Tribune. L’avocate toulousaine Stella Bisseuil prend partie sur la question de l’aéroport
“La décision de cession de la participation détenue par l’Etat dans la Sté Aéroport Toulouse Blagnac au consortium sino-canadien « Symbiose » est contestée par divers acteurs de la vie civile et politique qui viennent d’exercer des recours en justice.
La cession des activités aéroportuaires a été préparée par l’Etat de longue date. Elle concerne plusieurs aéroports en France, dont celui de Toulouse. Le Décret n° 2014-795 du 11 juillet 2014 autorisant le transfert au secteur privé d’une partie du capital de la Sté Aéroport Toulouse-Blagnac intervient à la suite de divers textes pris précédemment et de nature à permettre cette opération. Cette cession est donc le fruit d’une volonté politique exprimée publiquement.
Qu’on accepte ces décisions qui sont prises par un pouvoir exécutif démocratiquement élu, certes. Mais il faut y regarder de plus près. L’aéroport de Toulouse Blagnac a pour particularité d’être implanté à proximité immédiate de l’agglomération toulousaine, ce qui n’est pas sans incidence en termes de santé, d’environnement et de sécurité. Ainsi, les riverains et diverses associations sont inquiets des répercussions qu’aura la cession de l’aéroport de Toulouse, et craignent l’augmentation du trafic aérien, et des nuisances qui en résultent. De plus, certains citoyens se demandent s’il est cohérent et conforme à l’intérêt général de céder à des sociétés étrangères des intérêts aussi stratégiques que les activités aéroportuaires. Il a été affirmé officiellement, par les pouvoirs publics, que la participation de Symbiose dans le capital de la Sté Aéroport Toulouse Blagnac restait minoritaire, de telle sorte que les autres actionnaires restant majoritaires notamment grâce aux 10.01 % conservés par l’Etat, garderaient la main mise sur les leviers de direction de l’Aéroport. Mais hélas, l’Etat a fait montre d’un double langage. En effet, la vente des 10.01% restant en sa possession était prévue dès le départ, et faisait l’objet d’une option de vente, qui démontrait l’intention de l’Etat de procéder à cette cession, d’autant plus qu’un délai de 3 ans était prévu à cet effet.

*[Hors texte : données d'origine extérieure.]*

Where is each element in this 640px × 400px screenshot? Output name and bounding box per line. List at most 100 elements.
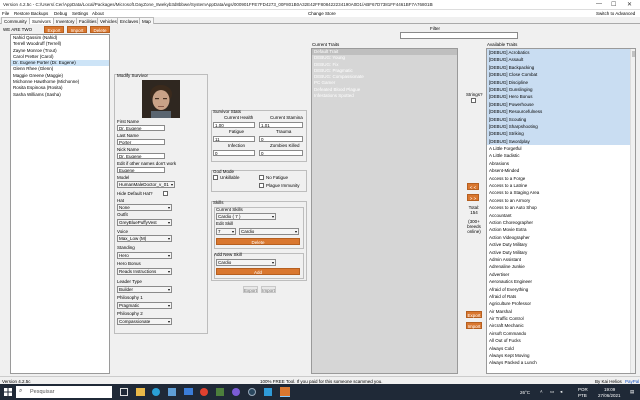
edit-if-field[interactable]: Eugene bbox=[117, 167, 165, 173]
list-item[interactable]: Access to a Staging Area bbox=[487, 189, 635, 196]
scrollbar-thumb[interactable] bbox=[632, 51, 635, 57]
infection-field[interactable]: 0 bbox=[213, 150, 255, 156]
list-item[interactable]: Admin Assistant bbox=[487, 256, 635, 263]
import-stats-button[interactable]: Import bbox=[261, 286, 276, 293]
outfit-select[interactable]: GreyBluePuffyVest ▾ bbox=[117, 219, 172, 226]
current-skill-select[interactable]: Cardio ( 7 ) ▾ bbox=[216, 213, 276, 220]
menu-file[interactable]: File bbox=[2, 11, 9, 16]
filter-input[interactable] bbox=[400, 32, 518, 39]
list-item[interactable]: Always Kept Moving bbox=[487, 352, 635, 359]
windows-start-icon[interactable] bbox=[4, 388, 12, 396]
store-icon[interactable] bbox=[168, 388, 176, 396]
fatigue-field[interactable]: 11 bbox=[213, 136, 255, 142]
list-item[interactable]: [DEBUG] Acrobatics bbox=[487, 49, 635, 57]
current-stamina-field[interactable]: 1,01 bbox=[259, 122, 303, 128]
notification-icon[interactable]: ▤ bbox=[630, 389, 634, 395]
list-item[interactable]: Infestations Spotted bbox=[312, 93, 457, 99]
network-icon[interactable]: ▭ bbox=[550, 389, 554, 395]
list-item[interactable]: Agriculture Professor bbox=[487, 300, 635, 307]
export-stats-button[interactable]: Export bbox=[243, 286, 258, 293]
list-item[interactable]: [DEBUG] Striking bbox=[487, 130, 635, 138]
list-item[interactable]: Action Videographer bbox=[487, 234, 635, 241]
plague-immunity-checkbox[interactable] bbox=[259, 183, 264, 188]
list-item[interactable]: [DEBUG] Discipline bbox=[487, 78, 635, 86]
list-item[interactable]: [DEBUG] Hero Bonus bbox=[487, 93, 635, 101]
delete-survivor-button[interactable]: Delete bbox=[90, 26, 110, 33]
list-item[interactable]: Access to a Forge bbox=[487, 175, 635, 182]
last-name-field[interactable]: Porter bbox=[117, 139, 165, 145]
minimize-button[interactable]: — bbox=[596, 1, 602, 7]
voice-select[interactable]: Max_Low (M) ▾ bbox=[117, 235, 172, 242]
list-item[interactable]: Air Traffic Control bbox=[487, 315, 635, 322]
list-item[interactable]: Action Choreographer bbox=[487, 219, 635, 226]
state-decay-editor-icon[interactable] bbox=[280, 387, 290, 397]
nick-name-field[interactable]: Dr. Eugene bbox=[117, 153, 165, 159]
trauma-field[interactable]: 0 bbox=[259, 136, 303, 142]
tab-facilities[interactable]: Facilities bbox=[76, 17, 100, 24]
language-text[interactable]: POR bbox=[578, 387, 588, 392]
zombies-killed-field[interactable]: 0 bbox=[259, 150, 303, 156]
task-view-icon[interactable] bbox=[120, 388, 128, 396]
edit-skill-level-select[interactable]: 7 ▾ bbox=[216, 228, 236, 235]
no-fatigue-checkbox[interactable] bbox=[259, 175, 264, 180]
philosophy2-select[interactable]: Compassionate ▾ bbox=[117, 318, 172, 325]
tab-enclaves[interactable]: Enclaves bbox=[117, 17, 142, 24]
list-item[interactable]: All Out of Fucks bbox=[487, 337, 635, 344]
list-item[interactable]: [DEBUG] Backpacking bbox=[487, 63, 635, 72]
list-item[interactable]: Aeronautics Engineer bbox=[487, 278, 635, 285]
list-item[interactable]: Aircraft Mechanic bbox=[487, 322, 635, 329]
list-item[interactable]: Absent-Minded bbox=[487, 167, 635, 174]
add-skill-select[interactable]: Cardio ▾ bbox=[216, 259, 276, 266]
steam-icon[interactable] bbox=[248, 388, 256, 396]
list-item[interactable]: Always Cold bbox=[487, 345, 635, 352]
current-health-field[interactable]: 1,00 bbox=[213, 122, 255, 128]
menu-debug[interactable]: Debug bbox=[54, 11, 67, 16]
delete-skill-button[interactable]: Delete bbox=[216, 238, 300, 245]
list-item[interactable]: Afraid of Rats bbox=[487, 293, 635, 300]
current-traits-list[interactable]: Default Trait DEBUG: Young DEBUG: Fix DE… bbox=[311, 48, 458, 374]
close-button[interactable]: ✕ bbox=[627, 1, 632, 8]
list-item[interactable]: Sasha Williams (Sasha) bbox=[11, 92, 109, 98]
list-item[interactable]: Active Duty Military bbox=[487, 249, 635, 256]
menu-about[interactable]: About bbox=[92, 11, 104, 16]
list-item[interactable]: Access to a Latrine bbox=[487, 182, 635, 189]
menu-restore-backups[interactable]: Restore Backups bbox=[14, 11, 48, 16]
list-item[interactable]: [DEBUG] Resourcefulness bbox=[487, 108, 635, 116]
list-item[interactable]: A Little Forgetful bbox=[487, 145, 635, 152]
strings-checkbox[interactable] bbox=[471, 98, 476, 103]
file-explorer-icon[interactable] bbox=[136, 388, 145, 396]
tab-community[interactable]: Community bbox=[1, 17, 30, 24]
tab-survivors[interactable]: Survivors bbox=[29, 17, 54, 24]
unkillable-checkbox[interactable] bbox=[213, 175, 218, 180]
list-item[interactable]: Advertiser bbox=[487, 271, 635, 278]
edit-skill-name-select[interactable]: Cardio ▾ bbox=[239, 228, 299, 235]
list-item[interactable]: Access to an Armory bbox=[487, 197, 635, 204]
change-store-link[interactable]: Change Store bbox=[308, 11, 336, 16]
clock-time[interactable]: 19:09 bbox=[604, 387, 615, 392]
maximize-button[interactable]: ☐ bbox=[611, 1, 616, 8]
taskbar-search-box[interactable]: ⌕ Pesquisar bbox=[16, 386, 112, 398]
list-item[interactable]: [DEBUG] Assault bbox=[487, 56, 635, 64]
list-item[interactable]: Adrenaline Junkie bbox=[487, 263, 635, 270]
list-item[interactable]: Accountant bbox=[487, 212, 635, 219]
list-item[interactable]: A Little Sadistic bbox=[487, 152, 635, 159]
list-item[interactable]: [DEBUG] Sharpshooting bbox=[487, 122, 635, 131]
move-left-button[interactable]: < < bbox=[467, 183, 479, 190]
leader-type-select[interactable]: Builder ▾ bbox=[117, 286, 172, 293]
switch-advanced-link[interactable]: Switch to Advanced bbox=[596, 11, 635, 16]
survivor-list[interactable]: Nahid Qassim (Nahid) Terrell Woodruff (T… bbox=[10, 34, 110, 374]
list-item[interactable]: [DEBUG] Scouting bbox=[487, 115, 635, 123]
clock-date[interactable]: 27/06/2021 bbox=[598, 393, 621, 398]
volume-icon[interactable]: ◂ bbox=[560, 389, 562, 395]
hat-select[interactable]: None ▾ bbox=[117, 204, 172, 211]
menu-settings[interactable]: Settings bbox=[72, 11, 88, 16]
app-icon[interactable] bbox=[232, 388, 240, 396]
move-right-button[interactable]: > > bbox=[467, 194, 479, 201]
list-item[interactable]: Active Duty Military bbox=[487, 241, 635, 248]
model-select[interactable]: HumanMaleDoctor_v_01 ▾ bbox=[117, 181, 175, 188]
mail-icon[interactable] bbox=[184, 388, 193, 395]
philosophy1-select[interactable]: Pragmatic ▾ bbox=[117, 302, 172, 309]
export-traits-button[interactable]: Export bbox=[466, 311, 482, 318]
list-item[interactable]: [DEBUG] Swordplay bbox=[487, 137, 635, 146]
app-icon[interactable] bbox=[216, 388, 224, 396]
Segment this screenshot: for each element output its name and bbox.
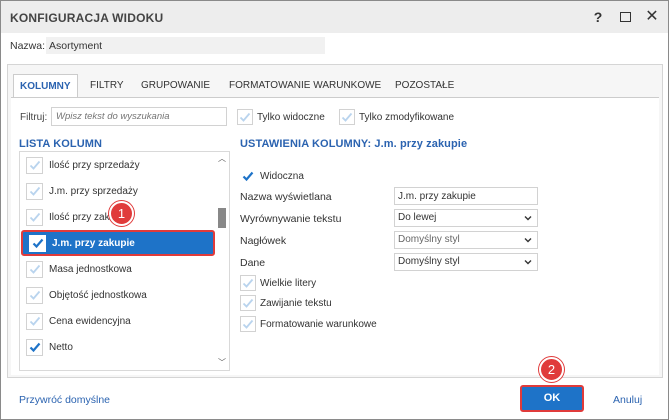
column-label: Ilość przy sprzedaży	[49, 159, 140, 171]
column-checkbox[interactable]	[26, 260, 43, 278]
title-bar: KONFIGURACJA WIDOKU ? ✕	[1, 1, 668, 33]
tab-formatowanie-warunkowe[interactable]: FORMATOWANIE WARUNKOWE	[229, 74, 381, 98]
checkmark-icon	[29, 316, 40, 326]
tab-kolumny[interactable]: KOLUMNY	[13, 74, 78, 98]
conditional-formatting-option[interactable]: Formatowanie warunkowe	[240, 315, 377, 333]
text-alignment-value: Do lewej	[398, 212, 437, 223]
list-item[interactable]: Netto	[20, 334, 215, 360]
visible-checkbox[interactable]	[240, 168, 256, 184]
list-item[interactable]: Ilość przy sprzedaży	[20, 152, 215, 178]
text-alignment-label: Wyrównywanie tekstu	[240, 213, 342, 225]
annotation-badge-2: 2	[539, 357, 564, 382]
only-modified-option[interactable]: Tylko zmodyfikowane	[339, 108, 454, 126]
header-select[interactable]: Domyślny styl	[394, 231, 538, 249]
data-label: Dane	[240, 257, 266, 269]
uppercase-option[interactable]: Wielkie litery	[240, 274, 316, 292]
visible-option[interactable]: Widoczna	[240, 167, 304, 185]
tab-grupowanie[interactable]: GRUPOWANIE	[141, 74, 210, 98]
checkmark-icon	[341, 112, 353, 122]
checkmark-icon	[242, 319, 254, 329]
only-modified-label: Tylko zmodyfikowane	[359, 111, 455, 123]
list-item-selected[interactable]: J.m. przy zakupie	[21, 230, 215, 256]
display-name-label: Nazwa wyświetlana	[240, 191, 332, 203]
column-list-title: LISTA KOLUMN	[19, 138, 103, 150]
uppercase-label: Wielkie litery	[260, 277, 317, 289]
column-checkbox[interactable]	[26, 286, 43, 304]
data-value: Domyślny styl	[398, 256, 460, 267]
annotation-badge-1: 1	[109, 201, 134, 226]
checkmark-icon	[29, 290, 40, 300]
checkmark-icon	[29, 264, 40, 274]
visible-label: Widoczna	[260, 170, 304, 182]
checkmark-icon	[29, 342, 40, 353]
wrap-text-checkbox[interactable]	[240, 295, 256, 311]
column-checkbox[interactable]	[26, 208, 43, 226]
list-scrollbar[interactable]: ︿ ﹀	[216, 152, 228, 370]
checkmark-icon	[32, 238, 43, 249]
column-label: J.m. przy zakupie	[52, 237, 135, 249]
name-input[interactable]	[46, 37, 325, 54]
scroll-thumb[interactable]	[218, 208, 226, 228]
name-label: Nazwa:	[10, 40, 46, 52]
maximize-icon	[619, 12, 631, 23]
only-modified-checkbox[interactable]	[339, 109, 355, 125]
wrap-text-label: Zawijanie tekstu	[260, 297, 332, 309]
checkmark-icon	[242, 298, 254, 308]
checkmark-icon	[29, 160, 40, 170]
ok-button[interactable]: OK	[520, 385, 584, 412]
checkmark-icon	[29, 212, 40, 222]
list-item[interactable]: Masa jednostkowa	[20, 256, 215, 282]
header-label: Nagłówek	[240, 235, 287, 247]
column-label: Masa jednostkowa	[49, 263, 132, 275]
only-visible-checkbox[interactable]	[237, 109, 253, 125]
filter-label: Filtruj:	[20, 112, 48, 123]
tab-filtry[interactable]: FILTRY	[90, 74, 124, 98]
only-visible-option[interactable]: Tylko widoczne	[237, 108, 325, 126]
column-checkbox[interactable]	[26, 312, 43, 330]
conditional-formatting-checkbox[interactable]	[240, 316, 256, 332]
maximize-button[interactable]	[614, 7, 636, 27]
close-button[interactable]: ✕	[641, 7, 663, 27]
scroll-up-icon[interactable]: ︿	[216, 154, 228, 164]
scroll-down-icon[interactable]: ﹀	[216, 358, 228, 368]
checkmark-icon	[29, 186, 40, 196]
dialog-title: KONFIGURACJA WIDOKU	[10, 11, 164, 25]
checkmark-icon	[242, 171, 254, 182]
column-settings-title: USTAWIENIA KOLUMNY: J.m. przy zakupie	[240, 138, 468, 150]
chevron-down-icon	[524, 260, 532, 265]
column-list[interactable]: Ilość przy sprzedaży J.m. przy sprzedaży…	[19, 151, 230, 371]
tab-pozostale[interactable]: POZOSTAŁE	[395, 74, 454, 98]
column-checkbox[interactable]	[26, 156, 43, 174]
uppercase-checkbox[interactable]	[240, 275, 256, 291]
cancel-link[interactable]: Anuluj	[613, 394, 642, 406]
list-item[interactable]: Cena ewidencyjna	[20, 308, 215, 334]
column-checkbox[interactable]	[26, 338, 43, 356]
column-label: J.m. przy sprzedaży	[49, 185, 138, 197]
header-value: Domyślny styl	[398, 234, 460, 245]
column-checkbox[interactable]	[29, 234, 46, 252]
chevron-down-icon	[524, 216, 532, 221]
conditional-formatting-label: Formatowanie warunkowe	[260, 318, 377, 330]
checkmark-icon	[242, 278, 254, 288]
checkmark-icon	[239, 112, 251, 122]
column-label: Netto	[49, 341, 73, 353]
display-name-input[interactable]	[394, 187, 538, 205]
wrap-text-option[interactable]: Zawijanie tekstu	[240, 294, 332, 312]
restore-defaults-link[interactable]: Przywróć domyślne	[19, 394, 110, 406]
data-select[interactable]: Domyślny styl	[394, 253, 538, 271]
dialog-window: KONFIGURACJA WIDOKU ? ✕ Nazwa: KOLUMNY F…	[0, 0, 669, 420]
only-visible-label: Tylko widoczne	[257, 111, 325, 123]
column-label: Cena ewidencyjna	[49, 315, 131, 327]
text-alignment-select[interactable]: Do lewej	[394, 209, 538, 227]
column-checkbox[interactable]	[26, 182, 43, 200]
filter-input[interactable]	[51, 107, 227, 126]
help-button[interactable]: ?	[587, 7, 609, 27]
list-item[interactable]: Objętość jednostkowa	[20, 282, 215, 308]
list-item[interactable]: J.m. przy sprzedaży	[20, 178, 215, 204]
column-label: Objętość jednostkowa	[49, 289, 147, 301]
chevron-down-icon	[524, 238, 532, 243]
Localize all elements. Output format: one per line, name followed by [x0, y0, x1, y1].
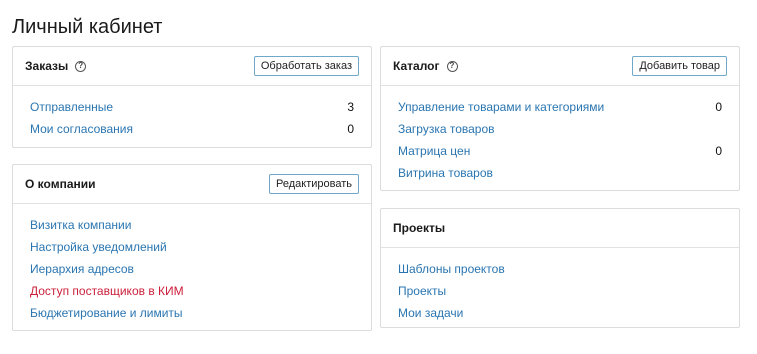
- question-circle-icon[interactable]: ?: [446, 60, 458, 72]
- company-panel-header: О компании Редактировать: [13, 165, 371, 204]
- orders-list: Отправленные 3 Мои согласования 0: [13, 86, 371, 140]
- projects-list: Шаблоны проектов Проекты Мои задачи: [381, 248, 739, 324]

“Le mode opératoire choisi par l’Etat démontre le déficit de dialogue et de transparence dont nous souffrons”
Mais surtout, le cahier des charges faisait apparaître un pacte d’actionnaires secret dont les termes mis à jour démontraient que l’Etat avait bien l’intention de remettre les clés de l’aéroport aux acquéreurs. En effet, le pacte prévoyait (Titre II 2-1-2) que, sur les 15 membres du conseil de surveillance, 8 constitueraient une majorité absolue décisionnaire et favorable au consortium sino-canadien. Egalement, l’article 2-2-2 prévoyait que l’Etat s’engageait à voter dans le même sens que l’acquéreur et à ne pas faire obstacle à ses projets. Ainsi, l’Etat s’engageait dans ce pacte secret, non pas à utiliser ses 10% de participation restant pour faire des arbitrages mais bien pour faire le jeu du nouvel actionnaire. Au-delà des discussions que suscite légitimement la cession d’une activité stratégique telle que l’aéroport de Toulouse, le mode opératoire choisi par l’Etat démontre le déficit de dialogue et de transparence dont nous souffrons, qui finit par éloigner nos concitoyens de l’attachement indéfectible que nous devrions tous avoir pour la démocratie. Système creux, que nos politiques ne savent pas faire vivre. Et qu’à chacun des échelons du pouvoir, nous devrions réapprendre.”